In an interview Tuesday with the Sme daily, Slovak-based Canadian journalist Tom Nicholson said Kuciak told him before his death that he was working on a story about possible Italian mafia involvement in fraud linked to EU subsidies in eastern Slovakia.
Aktuality.sk, a news website that Kuciak was working for, made the same claim as Nicholson in their own story Tuesday based on Kuciak’s reporting.
Nicholson said he was ready to testify but has not been approached by police yet.
“I’m not sure what caused Jan’s death but I bet my life that this is so,” Nicholson said.
Making the story more explosive, Sme said two Italian businessmen with possible ties to the mafia operating in Slovakia did business with a senior adviser to Prime Minister Robert Fico and through her to officials from Fico’s leftist Smer-Social Democracy party.

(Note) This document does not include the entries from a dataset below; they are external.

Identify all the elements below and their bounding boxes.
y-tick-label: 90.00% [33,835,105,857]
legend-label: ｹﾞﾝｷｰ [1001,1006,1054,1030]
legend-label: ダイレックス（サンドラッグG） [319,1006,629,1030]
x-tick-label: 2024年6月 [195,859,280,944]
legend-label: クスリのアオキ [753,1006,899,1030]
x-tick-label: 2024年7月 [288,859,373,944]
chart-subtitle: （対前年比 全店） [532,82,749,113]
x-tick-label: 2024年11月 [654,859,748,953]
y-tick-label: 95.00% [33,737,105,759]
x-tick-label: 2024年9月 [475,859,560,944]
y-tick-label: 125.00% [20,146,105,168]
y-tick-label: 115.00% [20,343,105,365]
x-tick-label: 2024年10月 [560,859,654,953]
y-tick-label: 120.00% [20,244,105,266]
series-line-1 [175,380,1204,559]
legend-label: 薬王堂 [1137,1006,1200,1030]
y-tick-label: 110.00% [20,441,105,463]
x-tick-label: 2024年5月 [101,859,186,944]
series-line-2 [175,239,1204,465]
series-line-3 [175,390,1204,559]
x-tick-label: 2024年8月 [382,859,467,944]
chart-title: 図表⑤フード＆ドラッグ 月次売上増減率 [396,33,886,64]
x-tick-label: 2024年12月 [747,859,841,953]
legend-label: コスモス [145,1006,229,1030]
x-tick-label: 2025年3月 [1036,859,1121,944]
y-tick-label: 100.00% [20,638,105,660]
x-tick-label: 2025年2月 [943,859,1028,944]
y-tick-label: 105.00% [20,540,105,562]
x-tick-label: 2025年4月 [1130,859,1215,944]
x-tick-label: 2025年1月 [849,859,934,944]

The opposition has called on national police force President Tibor Gaspar and Interior Minister Robert Kalinak to resign and was planning a protest rally in Bratislava for Wednesday.
Addressing reporters on Tuesday, Fico dismissed the reports.
“You link innocent people to a double murder without any evidence,” Fico said. “Don’t do it.”
Fico also blamed the opposition for misusing the case against his government.
Standing alongside Fico and Kalinak, Gaspar said Tuesday that investigators are taking media reports of possible mafia involvement as seriously “as any other version.”
Kalinak said Slovak investigators have been cooperating with the Czech and Italian authorities on the case as well as with Europol officials.
Analyst Milan Zitny said the slayings place Slovakia in the company of undemocratic countries such as Ukraine or Russia where “the murders of journalists are nothing exceptional.”
But government officials disagreed.
“We will spare no effort in investigating this criminal act and in bringing the perpetrators to justice,” Slovakian envoy Ivan Korcok told the Human Rights Council in Geneva.
Jamey Keaten contributed to this report from Geneva.